The same applies for ".Net", which is a marketing brandname for several different technologies originally developed by Microsoft: The Common Language Run-time/Base Class Library (CLR) are the API; VES is the loader and Common Language Interface (CLI) is the instruction set.
You don't have to download those technologies from Microsoft, from Sun, or from Intel just because they originally invented something. AMD make processors compatible with Intel's standards; both Apache ("Harmony") and Google ("Android Dalvik") both make a Java-like suite; and Mono provides a CLR/CLI/VES suite. The important thing is that everyone uses the same standards, making them compatible. A DVD disc will play on any DVD player that meets the standard, and an HTML webpage will rendering in any Web Browser meeting the HTML standards.
So Mono makes CLR .exe applications run, and Wine makes Win32 .exe applications run. The only thing in common is that the filenames end in ".exe"; the contents are completely different and incompatible, so you need the right one.
Just like a Python interpreter will error when presented with Perl (and vis versa), a CLR interpreter will error when presented with x86+Win32, or JVM+Java bytecode. If you can post a link to the particular program that you're wanting to run, myself or somebody else should be able to tell you the exact instruction set, file format and API it was designed for, and what you need to install on Linux to run it. Hope that helps!

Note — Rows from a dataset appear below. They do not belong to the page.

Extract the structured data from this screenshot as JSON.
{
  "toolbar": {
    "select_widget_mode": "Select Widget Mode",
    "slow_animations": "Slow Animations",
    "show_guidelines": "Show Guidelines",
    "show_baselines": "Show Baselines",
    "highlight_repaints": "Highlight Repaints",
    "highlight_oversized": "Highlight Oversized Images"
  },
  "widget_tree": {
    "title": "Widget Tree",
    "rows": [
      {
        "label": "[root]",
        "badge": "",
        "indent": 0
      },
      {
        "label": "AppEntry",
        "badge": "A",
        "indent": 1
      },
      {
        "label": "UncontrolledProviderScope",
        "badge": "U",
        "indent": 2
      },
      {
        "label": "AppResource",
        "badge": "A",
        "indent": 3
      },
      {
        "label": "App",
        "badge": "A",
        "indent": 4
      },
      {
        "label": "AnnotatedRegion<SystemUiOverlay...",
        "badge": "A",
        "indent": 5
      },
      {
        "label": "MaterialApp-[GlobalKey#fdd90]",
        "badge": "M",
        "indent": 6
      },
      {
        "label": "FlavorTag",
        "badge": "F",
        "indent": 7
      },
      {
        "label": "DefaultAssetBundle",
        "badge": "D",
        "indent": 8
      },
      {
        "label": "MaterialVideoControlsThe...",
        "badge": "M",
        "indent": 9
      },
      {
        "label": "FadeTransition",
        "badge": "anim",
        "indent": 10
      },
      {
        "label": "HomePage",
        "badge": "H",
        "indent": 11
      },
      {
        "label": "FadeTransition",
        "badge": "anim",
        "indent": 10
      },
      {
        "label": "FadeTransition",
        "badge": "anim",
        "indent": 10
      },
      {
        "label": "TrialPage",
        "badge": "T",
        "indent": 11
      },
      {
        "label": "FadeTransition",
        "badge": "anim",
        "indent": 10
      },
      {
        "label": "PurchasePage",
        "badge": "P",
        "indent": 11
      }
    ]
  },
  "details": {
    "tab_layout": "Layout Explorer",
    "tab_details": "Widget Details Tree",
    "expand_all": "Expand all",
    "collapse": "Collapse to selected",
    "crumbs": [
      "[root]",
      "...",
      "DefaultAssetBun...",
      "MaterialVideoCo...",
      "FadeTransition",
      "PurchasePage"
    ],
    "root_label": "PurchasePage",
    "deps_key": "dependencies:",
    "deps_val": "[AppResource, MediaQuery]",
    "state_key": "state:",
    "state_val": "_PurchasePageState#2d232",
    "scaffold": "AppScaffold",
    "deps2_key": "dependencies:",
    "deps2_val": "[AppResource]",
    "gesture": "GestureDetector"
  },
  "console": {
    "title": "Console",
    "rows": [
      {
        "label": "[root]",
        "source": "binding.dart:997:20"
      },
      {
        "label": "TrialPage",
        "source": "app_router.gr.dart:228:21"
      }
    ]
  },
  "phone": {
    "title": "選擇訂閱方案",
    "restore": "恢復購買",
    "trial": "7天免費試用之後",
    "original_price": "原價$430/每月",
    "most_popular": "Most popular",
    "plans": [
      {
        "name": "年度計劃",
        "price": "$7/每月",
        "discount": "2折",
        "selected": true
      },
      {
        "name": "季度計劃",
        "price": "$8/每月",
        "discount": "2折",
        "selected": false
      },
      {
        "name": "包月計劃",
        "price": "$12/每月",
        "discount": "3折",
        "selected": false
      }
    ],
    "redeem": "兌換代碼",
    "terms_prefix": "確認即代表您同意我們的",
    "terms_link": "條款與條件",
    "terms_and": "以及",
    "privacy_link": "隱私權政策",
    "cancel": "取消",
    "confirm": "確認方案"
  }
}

(Sometimes you might even need both. For example, the Openbve train simulator is C# and compiled to PE/COFF+CLI+CLR, but can optionally use C binary plugins compiled for PE/COFF+Win32+x86. In this case, you need a Win32 version of Mono under Wine. If the CPU architecture is also, different that would need emulating; so Mono under Wine under Qemu).
The short answer:
.NET is Microsoft's answer to Java, and Mono is an open source implementation of it. Wine is for native exes and has nothing to do with Mono except that you can maybe run the .NET runtime with it, like any other native Windows software.
The long answer:
To understand the difference between Wine and Mono(and .NET) you must understand the difference between native machine code executables and "common language runtime" aka "virtual machine" executables:
Native machine code executables use instruction codes specific to your processor and are directly executed by it. That means they have to be recompiled for different processors. Wine is able to run native machine code executables for Windows by directly running this executable code and catching any library calls it makes, redirecting them to it's own implementation of the Win32 API.
"CLR" or "VM" executables are not specific to one processor: They need an extra piece of software to enable the processor to run them. Mono/.NET is one such example of this kind of system. .NET programs need the .NET runtime installed even when you run them on Windows. Java works the same way.
So:
1) the difference between Wine and Mono: Wine is for running native machine code executables made for Windows, and Mono is for running Mono/.NET executables which are not necessarily made for any specific platform. Installing Mono on Linux is equivalent to installing the .NET runtime on Windows.
2) If the program you want to run does not use .NET at all, you must use Wine. Mono won't help you at all here.
However, if the program does use .NET you have two options, either of which may or may not work:
You can try to run it using Mono. This will fail if the .NET program also uses native functions from the win32 API, which many (but not all) .NET applications made for Windows do.
Alternatively, you can install the Microsoft .NET runtime for windows inside Wine, and then run the .NET application through it. You won't be using Mono at all in this case.
3) Wine and Mono do not depend on each other at all, but as stated above, you can use the Microsoft .NET runtime in Wine to run Mono/.NET applications.